— А успеем? — деловито спросил Краснов.
Сквозь улыбки был ответ:
— Туда можно хоть ночью.
Краснов поймал себя на том, что сам, как Светка, пожимает плечами. Поглядел на нее — она опять была занята пейзажем. Утомленный непонятностями, Краснов потерял охоту разговаривать и тоже сделал вид, будто заинтересовался чем-то за окном. Интересоваться, правда, было особенно нечем. С достаточным однообразием появлялись и исчезали группы ветряков, высокие и невысокие мачты с тарелками, которые Иван назвал ретрансляторами Рескоса. Встречались огороженные строения с просторными дворами, с башнями наподобие силосных, а рядом с ними — немногочисленные жилища с обязательными ветряками, с какими-то неподвижными яркими машинами. Все машины были без колес, но одну Краснов заметил в движении: она, как показалось издали, ползла по траве и тащила за собой платформу, тоже без колес, нагруженную огромной копной сена. Следов за этим составом не оставалось. К машинам Краснов был с детства равнодушен и слегка удивился только абсолютному отсутствию дорог. Но и об этом спрашивать не стал — и так был сыт по горло.

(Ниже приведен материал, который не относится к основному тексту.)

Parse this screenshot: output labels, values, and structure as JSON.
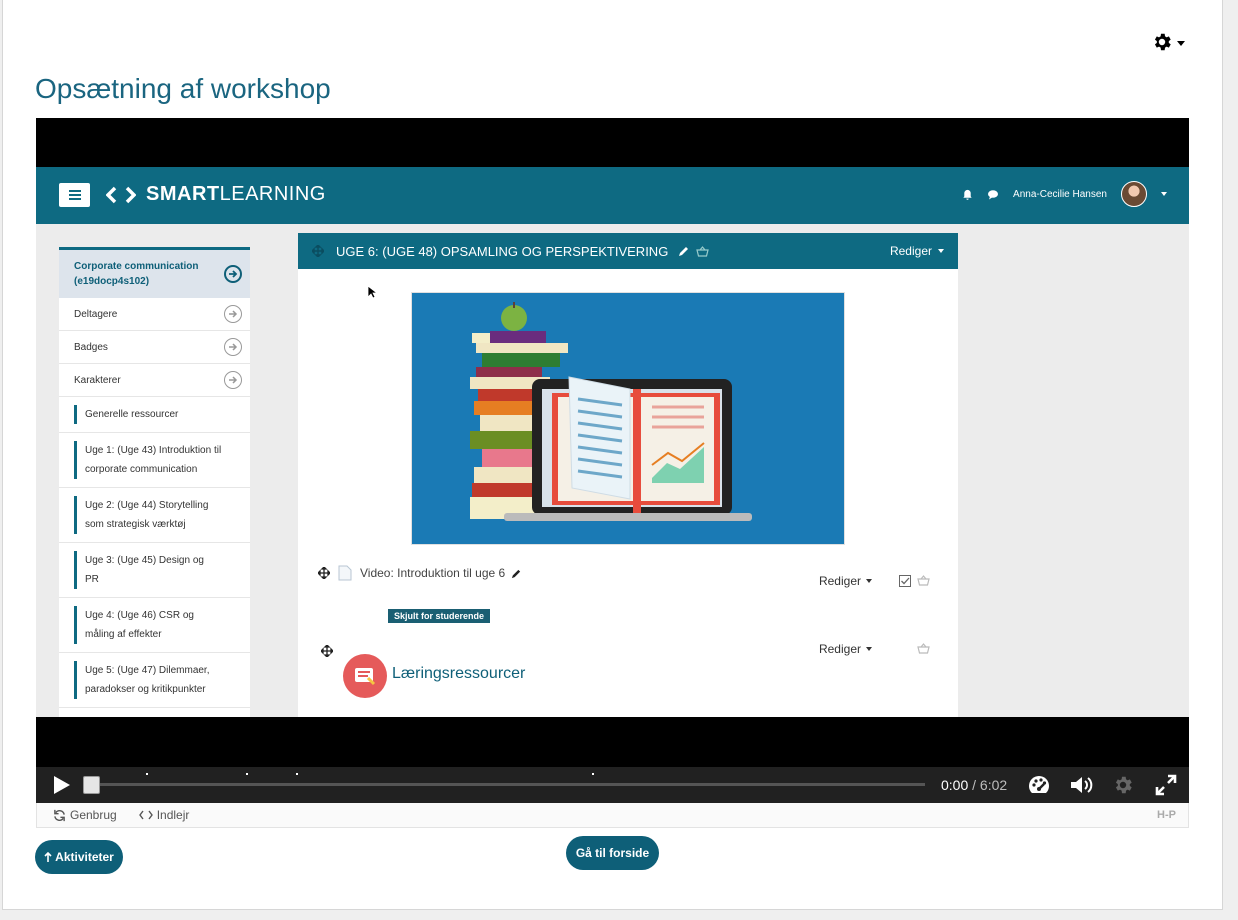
{
  "page": {
    "title": "Opsætning af workshop"
  },
  "video_frame": {
    "header": {
      "brand_bold": "SMART",
      "brand_light": "LEARNING",
      "user": "Anna-Cecilie Hansen"
    },
    "sidebar": {
      "course": "Corporate communication (e19docp4s102)",
      "items": [
        "Deltagere",
        "Badges",
        "Karakterer"
      ],
      "sections": [
        "Generelle ressourcer",
        "Uge 1: (Uge 43) Introduktion til corporate communication",
        "Uge 2: (Uge 44) Storytelling som strategisk værktøj",
        "Uge 3: (Uge 45) Design og PR",
        "Uge 4: (Uge 46) CSR og måling af effekter",
        "Uge 5: (Uge 47) Dilemmaer, paradokser og kritikpunkter"
      ]
    },
    "main": {
      "section_title": "UGE 6: (UGE 48) OPSAMLING OG PERSPEKTIVERING",
      "edit_label": "Rediger",
      "video_item": "Video: Introduktion til uge 6",
      "hidden_badge": "Skjult for studerende",
      "resources_title": "Læringsressourcer"
    }
  },
  "player": {
    "current_time": "0:00",
    "separator": " / ",
    "duration": "6:02",
    "progress": 0
  },
  "h5p": {
    "reuse": "Genbrug",
    "embed": "Indlejr",
    "logo": "H-P"
  },
  "buttons": {
    "activities": "Aktiviteter",
    "home": "Gå til forside"
  },
  "colors": {
    "accent": "#0e6a82",
    "title": "#1a6580"
  }
}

Несколько платформ вагон пролетел без остановки, потому что они были пустые, а на вопрос из-под потолка, нет ли желающих сойти, сидящий у окна Ганс Христиан нажимал белую кнопочку. Рядом с белой была еще красная кнопочка, и Краснов понял, что при желании может нажать ее, сойти на незнакомой платформе, дождаться обратного вагона и… Желание вернуться было, но после некоторого размышления настолько слабое, что не стоило никаких усилий его подавить. Даже вернувшись точно в свой мир и к своему лагерю, Краснов мог ожидать любой пакости, особенно если сбежавший однофамилец оклемался и отправил Кешку на тот свет. Или капитан Краснов не знает своего зама Давыдова или Давыдов сделает все возможное, чтобы связать двух Красновых одной ниточкой и занять место начальника лагеря. Нет уж! Краснов решил раз в жизни хорошо рискнуть. Что-то в этих трех ребятах подсказывало ему, что с ними и здесь — рисковать можно.

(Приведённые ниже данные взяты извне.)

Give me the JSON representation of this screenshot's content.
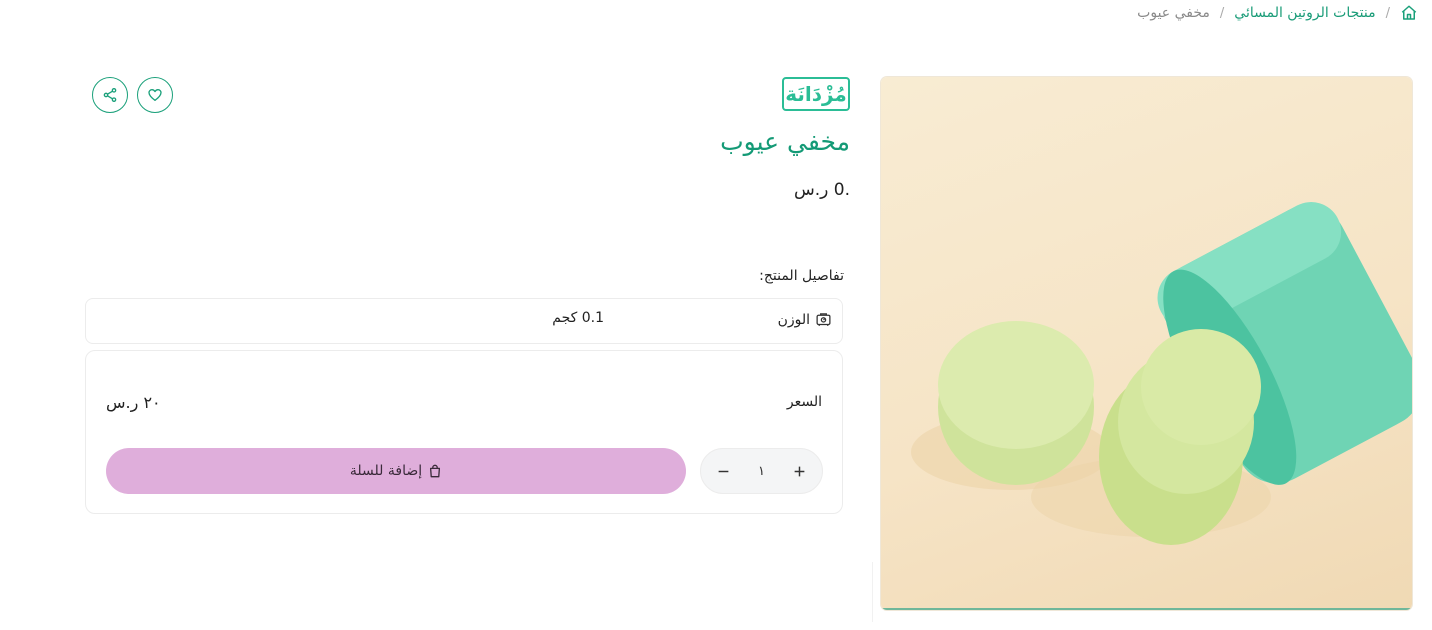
{
  "breadcrumb": {
    "home_icon": "home-icon",
    "separator": "/",
    "category": "منتجات الروتين المسائي",
    "current": "مخفي عيوب"
  },
  "brand": {
    "logo_text": "مُزْدَانَة",
    "color": "#2bbd96"
  },
  "product": {
    "title": "مخفي عيوب",
    "price_top": ".0 ر.س",
    "details_heading": "تفاصيل المنتج:",
    "weight_label": "الوزن",
    "weight_value": "0.1 كجم",
    "price_label": "السعر",
    "price_value": "٢٠ ر.س",
    "quantity": "١",
    "add_to_cart_label": "إضافة للسلة"
  },
  "colors": {
    "accent": "#1aa07a",
    "title": "#149a76",
    "cart_button": "#dfaedb"
  },
  "icons": {
    "share": "share-icon",
    "favorite": "heart-icon",
    "weight": "scale-icon",
    "bag": "bag-icon",
    "plus": "plus-icon",
    "minus": "minus-icon"
  }
}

У одной платформы машинист (или как его там?) затормозил без спроса, и в вагон вошла подтянутая пожилая женщина с сумкой через плечо, одетая похоже на спутников Краснова. Она от двери сказала: "Привет, хозяева!" и вежливо села в сторонке.
— У вас всех так называют? — спросила Светлана.
— Как? — не понял Кампай.
— Ну, хозяевами.
— Конечно. А у вас не так?
— У нас — товарищи. А было — господа. Еще — граждане.
Трое староверов переглянулись. Ганс Христиан пожал плечами.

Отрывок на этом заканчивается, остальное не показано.